Pulitzer Prize winning columnist Leonard Pitts this weekend penned a column identifying a new hate group: the Republican Party. Pitts accused the party of being race baiting for years and now believes that they meet the definition of a hate group with the KKK and neo-Nazis. The column is the latest example of how we no longer recognize good-faith differences in opposing views in our age of rage. It also reflects how hate speech often is defined in highly generalized terms that allow for arbitrary designations, particularly for those who espouse different views than your own.
Pitts used the definition of The Southern Poverty Law Center which has been sued for labeling conservative groups as hate groups. The group has reversed some of its prior declarations of hate groups, but has not changed the loose definition that allowed it to capriciously select such groups or individuals as “extremists”. The Center defines the hate groups as denoting “an organization that — based on its official statements or principles, the statements of its leaders, or its activities — has beliefs or practices that attack or malign an entire class of people, typically for their immutable characteristics.”
So any group can be declared a hate group if either its beliefs or practices “malign” any group? Yes, according to the Southern Poverty Law Center.

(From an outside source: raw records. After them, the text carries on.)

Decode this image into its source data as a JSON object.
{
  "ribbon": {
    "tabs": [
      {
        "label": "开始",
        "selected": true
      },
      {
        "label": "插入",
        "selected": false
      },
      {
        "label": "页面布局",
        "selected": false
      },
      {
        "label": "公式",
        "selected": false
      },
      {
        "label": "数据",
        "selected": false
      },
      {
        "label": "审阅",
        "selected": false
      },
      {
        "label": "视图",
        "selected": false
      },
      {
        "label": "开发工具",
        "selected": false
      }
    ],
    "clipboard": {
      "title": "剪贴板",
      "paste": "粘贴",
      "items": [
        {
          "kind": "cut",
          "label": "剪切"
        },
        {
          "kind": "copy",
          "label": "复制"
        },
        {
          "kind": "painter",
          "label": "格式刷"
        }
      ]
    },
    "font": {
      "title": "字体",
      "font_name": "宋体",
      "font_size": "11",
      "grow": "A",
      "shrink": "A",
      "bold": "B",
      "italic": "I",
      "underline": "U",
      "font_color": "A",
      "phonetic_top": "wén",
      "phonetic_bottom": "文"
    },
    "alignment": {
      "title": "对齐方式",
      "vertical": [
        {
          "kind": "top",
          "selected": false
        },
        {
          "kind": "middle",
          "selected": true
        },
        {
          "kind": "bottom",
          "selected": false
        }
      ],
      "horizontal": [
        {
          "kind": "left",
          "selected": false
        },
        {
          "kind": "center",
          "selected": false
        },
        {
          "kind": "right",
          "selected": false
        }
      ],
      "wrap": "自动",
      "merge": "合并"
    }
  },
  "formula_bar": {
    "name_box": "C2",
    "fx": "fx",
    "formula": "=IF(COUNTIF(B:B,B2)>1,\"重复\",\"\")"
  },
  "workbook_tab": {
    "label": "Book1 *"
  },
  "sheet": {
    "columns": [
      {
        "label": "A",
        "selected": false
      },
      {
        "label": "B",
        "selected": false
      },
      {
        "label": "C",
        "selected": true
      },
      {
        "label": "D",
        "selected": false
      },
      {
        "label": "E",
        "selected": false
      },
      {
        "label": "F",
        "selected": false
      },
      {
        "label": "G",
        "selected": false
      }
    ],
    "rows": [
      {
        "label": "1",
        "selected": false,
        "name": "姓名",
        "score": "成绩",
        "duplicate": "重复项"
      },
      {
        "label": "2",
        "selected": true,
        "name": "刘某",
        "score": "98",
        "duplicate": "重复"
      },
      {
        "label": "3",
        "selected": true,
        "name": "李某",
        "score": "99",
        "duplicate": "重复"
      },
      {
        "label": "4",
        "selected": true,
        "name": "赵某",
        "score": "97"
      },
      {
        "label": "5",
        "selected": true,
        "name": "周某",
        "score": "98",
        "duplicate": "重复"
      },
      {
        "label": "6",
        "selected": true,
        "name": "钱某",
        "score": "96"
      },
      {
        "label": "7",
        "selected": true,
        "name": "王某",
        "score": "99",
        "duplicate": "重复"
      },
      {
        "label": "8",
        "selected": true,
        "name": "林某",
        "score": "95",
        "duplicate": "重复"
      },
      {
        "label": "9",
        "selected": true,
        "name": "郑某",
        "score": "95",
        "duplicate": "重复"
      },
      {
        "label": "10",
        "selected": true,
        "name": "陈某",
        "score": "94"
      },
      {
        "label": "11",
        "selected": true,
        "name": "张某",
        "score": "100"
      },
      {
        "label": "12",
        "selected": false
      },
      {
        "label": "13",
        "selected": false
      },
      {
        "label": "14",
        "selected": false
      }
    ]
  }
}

That made it easy for Pitts who concluded that “For half a century, then, the GOP has taught white voters racial resentment, taught them to prioritize concerns about white prerogative over concerns about shuttered factories, dirty water, lack of health care, foreclosed futures. It did this in code — “Willie Horton,” “tax cuts,” “welfare queen” — which, while obvious to all but the most gullible, still allowed respectable white men and women to maintain fig leaves of deniability.”
With Trump, Pitts asserts that the GOP “fits [the definition] with room to spare.”
Under the SPLC definition, doesn’t Pitts’ column constitute maligning Republicans as a group? It is not an immutable characteristic (though I wonder with a few Republican friends), but such immutability is noted by the DPLC was merely “typical” and not essential.
The column could well have been tongue in cheek but suggesting that an entire political group qualifies as a hate group is hardly a light satire and Pitts seems entirely serious.
Pitts simply declared that “they are now is the party of “Send her back!” — of outrage over Colin Kaepernick kneeling and April Ryan asking questions.” Well, they do have a few other issues that define them. One can disagree with the party’s stance on global warming, immigration, military budgets, or other issues but those issues exist as core differences with the Democratic party. Moreover, the opposition to Kaepernick is shared by a majority of Americans in many polls. I am one of those who disagree with the protest during the anthem. Are we all a hate group because our opposition could be viewed as maligning those NFL players?
I have joined in the criticism of Trump for his tweets (like the highly offensive call for members of Congress to “go back” to where they came from). I have also criticized the GOP for not denouncing Trump on that and many other occasions. However, I do not view the GOP as a hate group or think that it is appropriate to do so. It is an example of how we no longer debate issues but label those with whom we disagree. It is not enough to disagree with the Republican Party. You must declare the entire party to be a hate group. Such arguments only highlight the subjectivity in such definitions — and the danger that such ambiguity holds for free speech.